Aber im Gegensatz zur bundesweiten Einführungspflicht einer Biotonne ist man im Neckar-Odenwald-Kreis fest davon überzeugt, dass das System Restmüllarme Abfallwirtschaft die sowohl ökologisch als auch ökonomisch bessere Lösung für den ländlich geprägten Kreis ist. Nach mehrjährigen Diskussionen mit dem Umweltministerium Baden-Württemberg und dem Regierungspräsidium Karlsruhe im Januar 2017 das Signal des Umweltministeriums, dass das System Restmüllarme Abfallwirtschaft ein gangbarer Weg sei und somit die Einführung der klassischen Biotonne überflüssig mache. Zuvor war die Ablehnung der Biotonne im Landkreis in Stuttgart äußerst kritisch beäugt worden. Es war sogar von "Müllrebellen" die Rede.
"Mit einem hoch innovativen Sammlungskonzept" werde man im Neckar-Odenwald das gesamte verfügbare Potenzial an Bioabfällen wie Garten- und Küchenabfälle hochwertig verwerten." Das wird uns in einer für das Land Baden-Württemberg beispielhaften Weise gelingen", versicherte Brötel.
Beim Konzept der Restmüllarmen Abfallwirtschaft stehen die Verwertungssammlungen im Fokus. Nur Störstoffe, die eine Verwertung erschweren, werden im Rahmen einer sog.

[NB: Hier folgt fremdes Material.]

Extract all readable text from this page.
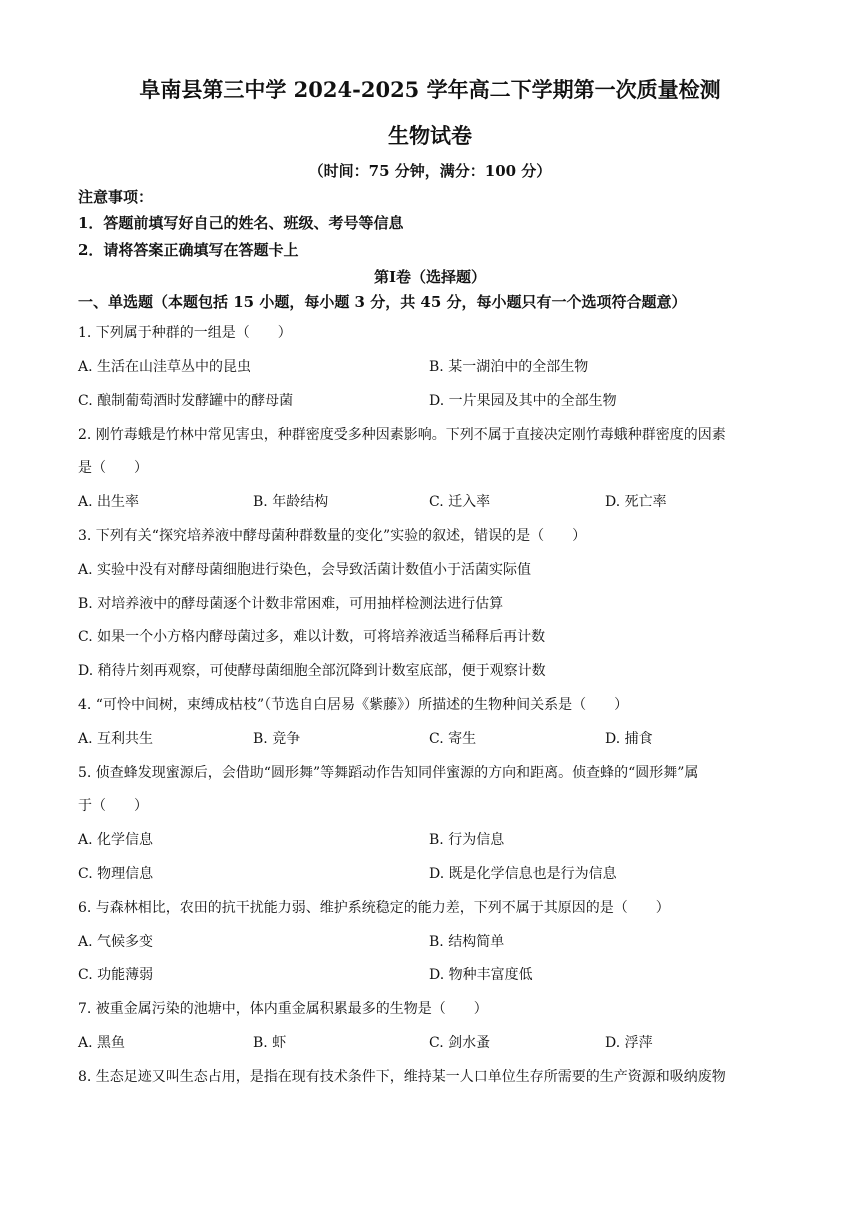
阜南县第三中学 2024-2025 学年高二下学期第一次质量检测
生物试卷
（时间：75 分钟，满分：100 分）
注意事项：
1．答题前填写好自己的姓名、班级、考号等信息
2．请将答案正确填写在答题卡上
第Ⅰ卷（选择题）
一、单选题（本题包括 15 小题，每小题 3 分，共 45 分，每小题只有一个选项符合题意）
1. 下列属于种群的一组是（　　）
A. 生活在山洼草丛中的昆虫	B. 某一湖泊中的全部生物
C. 酿制葡萄酒时发酵罐中的酵母菌	D. 一片果园及其中的全部生物
2. 刚竹毒蛾是竹林中常见害虫，种群密度受多种因素影响。下列不属于直接决定刚竹毒蛾种群密度的因素
是（　　）
A. 出生率	B. 年龄结构	C. 迁入率	D. 死亡率
3. 下列有关“探究培养液中酵母菌种群数量的变化”实验的叙述，错误的是（　　）
A. 实验中没有对酵母菌细胞进行染色，会导致活菌计数值小于活菌实际值
B. 对培养液中的酵母菌逐个计数非常困难，可用抽样检测法进行估算
C. 如果一个小方格内酵母菌过多，难以计数，可将培养液适当稀释后再计数
D. 稍待片刻再观察，可使酵母菌细胞全部沉降到计数室底部，便于观察计数
4. “可怜中间树，束缚成枯枝”（节选自白居易《紫藤》）所描述的生物种间关系是（　　）
A. 互利共生	B. 竞争	C. 寄生	D. 捕食
5. 侦查蜂发现蜜源后，会借助“圆形舞”等舞蹈动作告知同伴蜜源的方向和距离。侦查蜂的“圆形舞”属
于（　　）
A. 化学信息	B. 行为信息
C. 物理信息	D. 既是化学信息也是行为信息
6. 与森林相比，农田的抗干扰能力弱、维护系统稳定的能力差，下列不属于其原因的是（　　）
A. 气候多变	B. 结构简单
C. 功能薄弱	D. 物种丰富度低
7. 被重金属污染的池塘中，体内重金属积累最多的生物是（　　）
A. 黑鱼	B. 虾	C. 剑水蚤	D. 浮萍
8. 生态足迹又叫生态占用，是指在现有技术条件下，维持某一人口单位生存所需要的生产资源和吸纳废物
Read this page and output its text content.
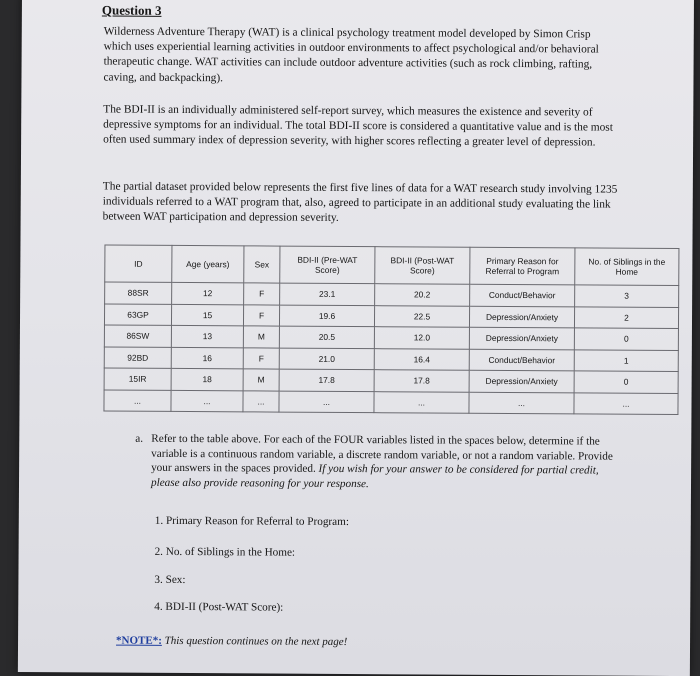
Question 3
Wilderness Adventure Therapy (WAT) is a clinical psychology treatment model developed by Simon Crisp which uses experiential learning activities in outdoor environments to affect psychological and/or behavioral therapeutic change. WAT activities can include outdoor adventure activities (such as rock climbing, rafting, caving, and backpacking).
The BDI-II is an individually administered self-report survey, which measures the existence and severity of depressive symptoms for an individual. The total BDI-II score is considered a quantitative value and is the most often used summary index of depression severity, with higher scores reflecting a greater level of depression.
The partial dataset provided below represents the first five lines of data for a WAT research study involving 1235 individuals referred to a WAT program that, also, agreed to participate in an additional study evaluating the link between WAT participation and depression severity.
ID	Age (years)	Sex	BDI-II (Pre-WAT Score)	BDI-II (Post-WAT Score)	Primary Reason for Referral to Program	No. of Siblings in the Home
88SR	12	F	23.1	20.2	Conduct/Behavior	3
63GP	15	F	19.6	22.5	Depression/Anxiety	2
86SW	13	M	20.5	12.0	Depression/Anxiety	0
92BD	16	F	21.0	16.4	Conduct/Behavior	1
15IR	18	M	17.8	17.8	Depression/Anxiety	0
...	...	...	...	...	...	...
a. Refer to the table above. For each of the FOUR variables listed in the spaces below, determine if the variable is a continuous random variable, a discrete random variable, or not a random variable. Provide your answers in the spaces provided. If you wish for your answer to be considered for partial credit, please also provide reasoning for your response.
1. Primary Reason for Referral to Program:
2. No. of Siblings in the Home:
3. Sex:
4. BDI-II (Post-WAT Score):
*NOTE*: This question continues on the next page!
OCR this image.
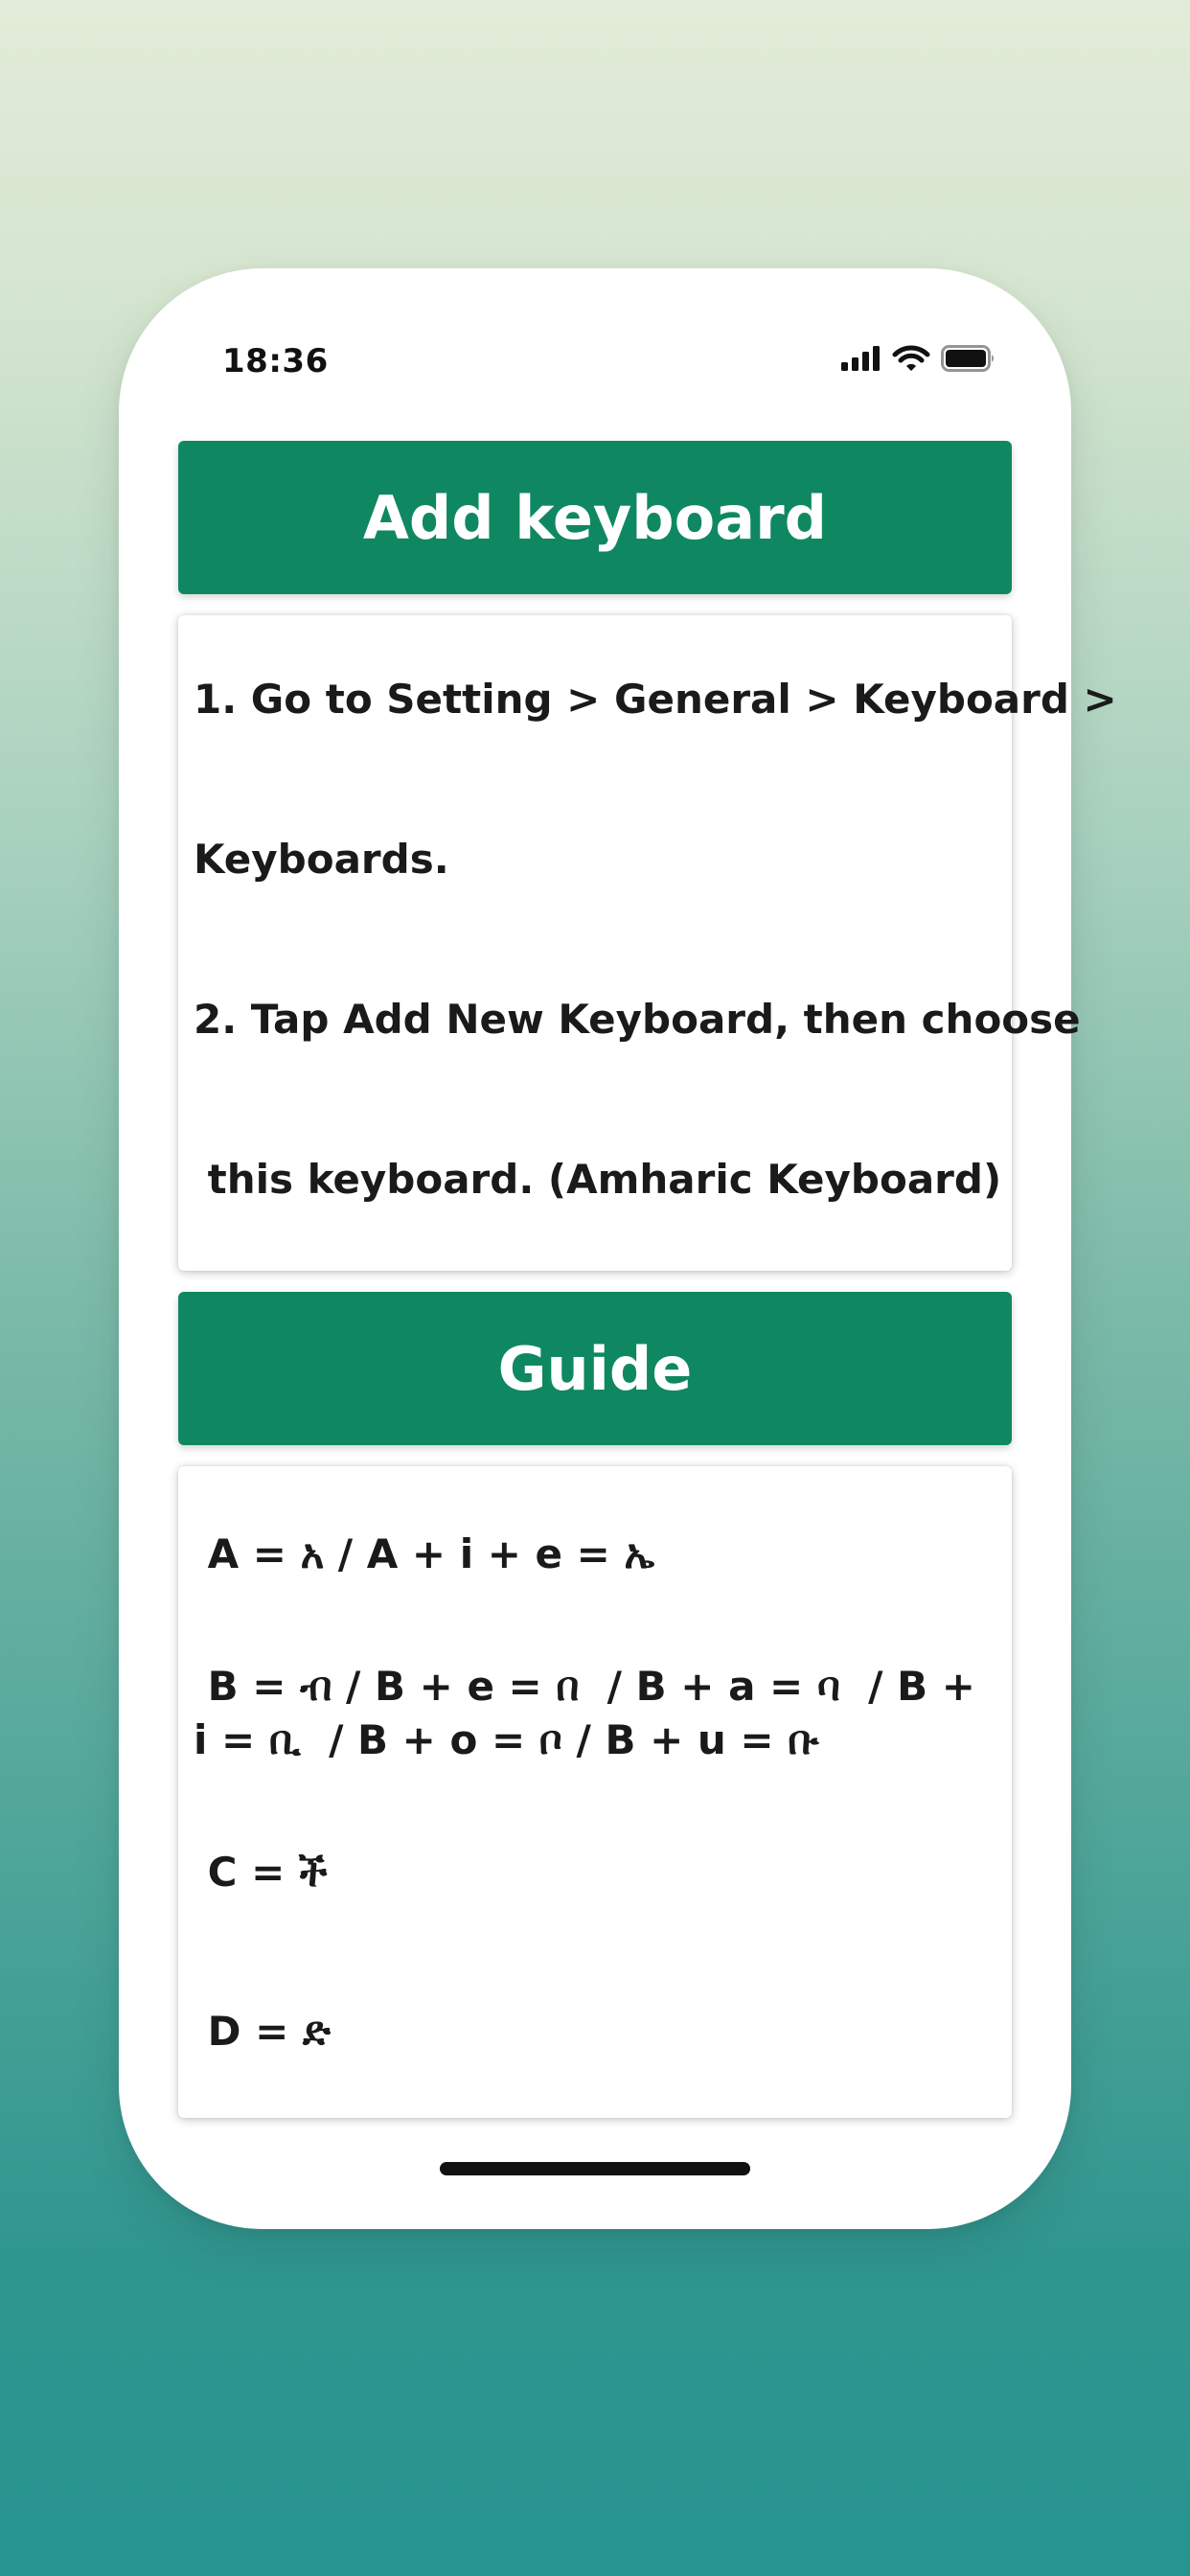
18:36
Add keyboard
1. Go to Setting > General > Keyboard >
Keyboards.
2. Tap Add New Keyboard, then choose
this keyboard. (Amharic Keyboard)
Guide
A = አ / A + i + e = ኤ
B = ብ / B + e = በ  / B + a = ባ  / B + i = ቢ  / B + o = ቦ / B + u = ቡ
C = ች
D = ድ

Störstoffsammlung erfasst (beispielsweise Windeln, Hygieneartikel, Staubsaugerbeutel, Kleintierstreu, Kehricht, Medikamente). Es wird mit einer Menge von ca. 20 Kilogramm pro Einwohner und Jahr gerechnet. Mit diesem Ergebnis wäre der Neckar-Odenwald-Kreis Spitzenreiter in der Abfallbilanz in Bezug auf geringstmögliche Restmüllmenge.
Im Bereich der trockenen Wertstoffe gibt es die "Trockene Wertstofftonne TWT: Wird die TWT verglichen mit der bisherigen Verpackungsverwertung der Dualen Systeme bzw. mit der in Diskussion befindlichen zukünftigen Wertstofftonne, zeigt sich, dass die IST-Sammlungsmengen weit überlegen sind (über 70 Kilogramm pro Einwohner und Jahr). Allein bei der (anzustrebenden) stofflichen Verwertung von Kunststoffen liegt der Landkreis deutlich über den Mengen der Dualen Systeme (18,2 Kilogramm zu mageren fünf Kilogramm pro Einwohner im Jahr.
Küchenabfälle: Über die Bioenergietonne BET werden aktuell über 90 kg an verwertbarem organischen Material erfasst. Als Ziel in Baden-Württemberg in Bezug auf die Biotonne ist bis 2020 dagegen die Menge von lediglich 60 kg Bioabfall pro Einwohner und Jahr formuliert, wobei auf Grundlage aktueller Analysen davon ausgegangen werden muss, dass darin ca. 2/3 (40 kg/E, a) an energiearmen holzigen/krautigen Gartenabfällen enthalten sind und nur ein geringer Anteil an energiehaltigen Küchenabfällen (rund 1/3, also 20 kg/Einwohner im Jahr). Auch hier ist das System des Landkreises deutlich überlegen, wie Dr. Mathias Ginter dem Minister darlegte.
Die Ist-Zahlen belegen nahezu 90 kg/pro Einwohner und Jahr an verwertbaren Küchen- und Speiseabfällen, die energetisch zu Biogas und anschließend zu Kompost (Kaskadennutzung) verarbeitet werden können. Somit halte der Neckar-Odenwald-Kreis an dem Ziel fest, dass die Wertstoffsammlungen im Fokus des Abfallwirtschaftssystems stehen, unterstrichen Ginter und Landrat Dr. Achim Brötel. Der Störstoffsack soll demnach lediglich die Materialien herausgreifen, die einer hochwertigen stofflichen Verwertung entgegenstehen.
Auch Dr. Michael Kern vom Witzenhausen-Institut, der die AWN berät, sieht im Konzept des Kreises einen neuen Ansatz der Kreislaufwirtschaft, die das gesamte Potenzial im Hausmüll nutzen soll. Neue sei, dass es keine Positivauslese der Wertstoffe mehr gebe. Anschließend besichtigte der Minister die Herstellung von Pflanzenkohle auf Sansenhecken.